Adware Report: Our Official Reply To StopBadware


Hello Erica,

Thank you for your response. Before addressing some of your points, let me start by announcing that as of this morning, we have been removed from Google's blacklist. This was in no small part due to the assistance of an anonymous reader who emailed us yesterday with some pointers. Had I received this kind of assistance from StopBadware or Google at the beginning, we would not be having this public discussion right now.

However, I am probably in the minority of sites who are receiving a bit of special treatment due to all of the attention being focused on this, so this is hardly a long-term solution.

This leads us to the core of the problem that I have with the current system. It punishes well-intentioned websites, while allowing blatently malicious websites to continue operating at will.

We're the first to admit that the warning system is not perfect.

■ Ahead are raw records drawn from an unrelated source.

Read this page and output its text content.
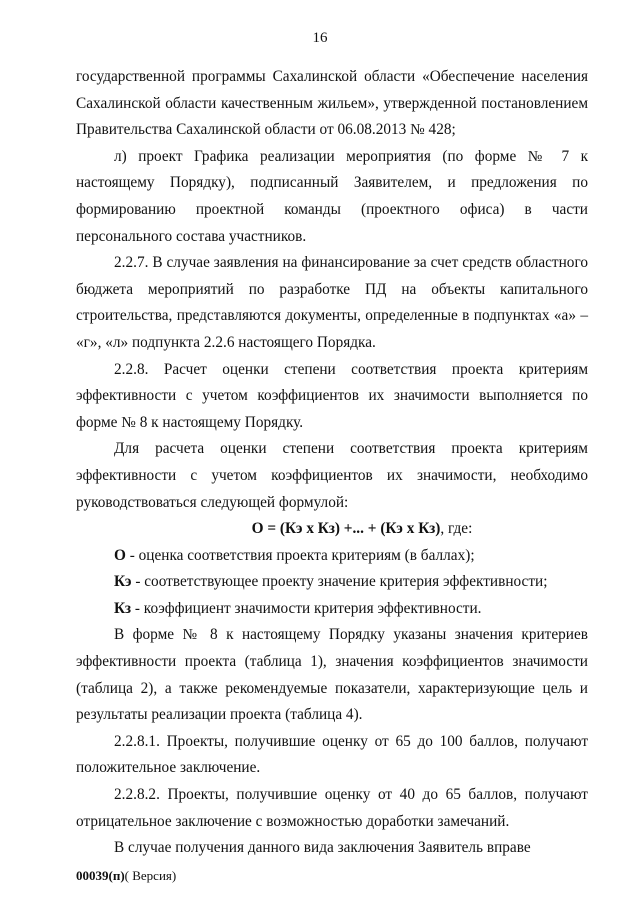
16

государственной программы Сахалинской области «Обеспечение населения Сахалинской области качественным жильем», утвержденной постановлением Правительства Сахалинской области от 06.08.2013 № 428;

л) проект Графика реализации мероприятия (по форме № 7 к настоящему Порядку), подписанный Заявителем, и предложения по формированию проектной команды (проектного офиса) в части персонального состава участников.

2.2.7. В случае заявления на финансирование за счет средств областного бюджета мероприятий по разработке ПД на объекты капитального строительства, представляются документы, определенные в подпунктах «а» – «г», «л» подпункта 2.2.6 настоящего Порядка.

2.2.8. Расчет оценки степени соответствия проекта критериям эффективности с учетом коэффициентов их значимости выполняется по форме № 8 к настоящему Порядку.

Для расчета оценки степени соответствия проекта критериям эффективности с учетом коэффициентов их значимости, необходимо руководствоваться следующей формулой:

О = (Кэ х Кз) +... + (Кэ х Кз), где:

О - оценка соответствия проекта критериям (в баллах);

Кэ - соответствующее проекту значение критерия эффективности;

Кз - коэффициент значимости критерия эффективности.

В форме № 8 к настоящему Порядку указаны значения критериев эффективности проекта (таблица 1), значения коэффициентов значимости (таблица 2), а также рекомендуемые показатели, характеризующие цель и результаты реализации проекта (таблица 4).

2.2.8.1. Проекты, получившие оценку от 65 до 100 баллов, получают положительное заключение.

2.2.8.2. Проекты, получившие оценку от 40 до 65 баллов, получают отрицательное заключение с возможностью доработки замечаний.

В случае получения данного вида заключения Заявитель вправе

00039(п)( Версия)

We do believe it's the best option we have right now to protect internet users from being victimized by badware.

"Not perfect" is an understatement - we have identified many well-known, malicious websites that Google/StopBadware have not flagged. Some of these sites are minor annoyances. Others spread dangerous and virulent forms of malware. Why aren't you focusing on them?

I believe it is fair treatment to hold StopBadware to the same standards that we would any other anti-spyware product, and right now you are receiving a very bad grade.

Our goal is to protect internet users from harmful software, not to "punish" site owners who have been victims of hacking.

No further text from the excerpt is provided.